# Aer Lingus email address



## aircobra19 (21 Feb 2007)

Anyone know the email you can contact AL with a refund query. They issued a refund and I have no idea how they worked it out. I've tried repeatedly to get through on the phone but I give up after 10-15mins on hold. Funny enough they emailed me details of the refund but no details on how I can email them back. Reply didn't work as its from an automated emailer. 

I guess I could write them a letter...


----------



## PM1234 (21 Feb 2007)

Their helpdesk address is requests@aerlingus.com unless it is no longer in use. 

Unsure if they will respond directly to a refund query but they should be able to point you in the right direction?


----------



## aircobra19 (21 Feb 2007)

PM1234 said:


> Their helpdesk address is requests@aerlingus.com unless it is no longer in use.
> 
> Unsure if they will respond directly to a refund query but they should be able to point you in the right direction?



Thats the address thats bouncing for me.


----------



## PM1234 (21 Feb 2007)

This is all I can find from their website which I'm sure you have - Ireland Tel: 0818 365 044

Unless you're lucky enough to be a gold circle member? Email - goldcircle@aerlingus.com


----------



## Marconi2012 (21 Feb 2007)

I know a friend at work who actually brought the airline to Small Claims Court for a similar underpayment. Not alone did she get calls from top execs. in the company (incl. their direct line numbers), but i think she also ended up with triple the amount due! So well worth the effort- think it's 12 euro to submit a claim and you can include that cosr in your claim. 
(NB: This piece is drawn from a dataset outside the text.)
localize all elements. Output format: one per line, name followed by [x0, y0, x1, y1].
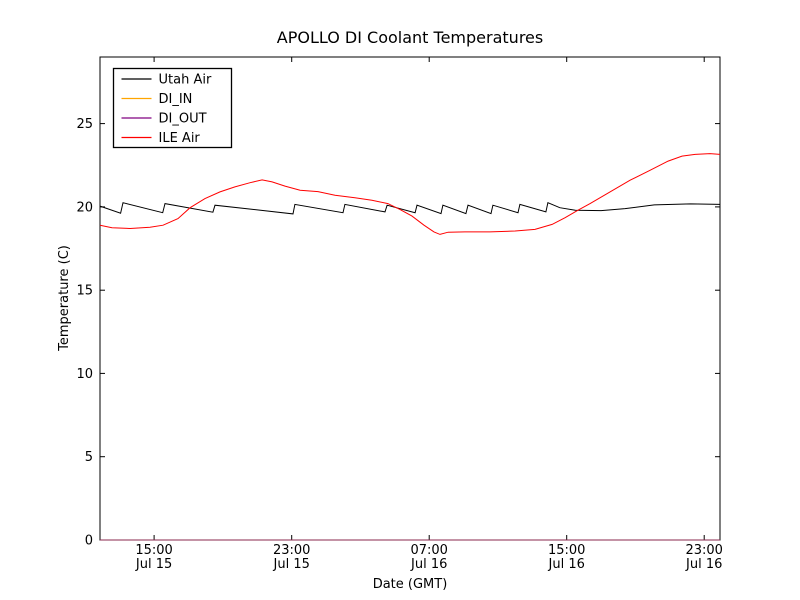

 and i see claimants can apply online. A lot better than hanging on and on on that 0818 number the airline has! www.courts.ie

I see you have to make claim to the Small Claims Court office in area which airline has HQ etc- so Swords.
http://www.courts.ie/offices.nsf/ba...b0cbfff41370094980256e450050b9b8?OpenDocument


----------



## aircobra19 (21 Feb 2007)

I don't know if they underpaid or not, I want to clarify their figures with them thats all. I had no response on that number.


----------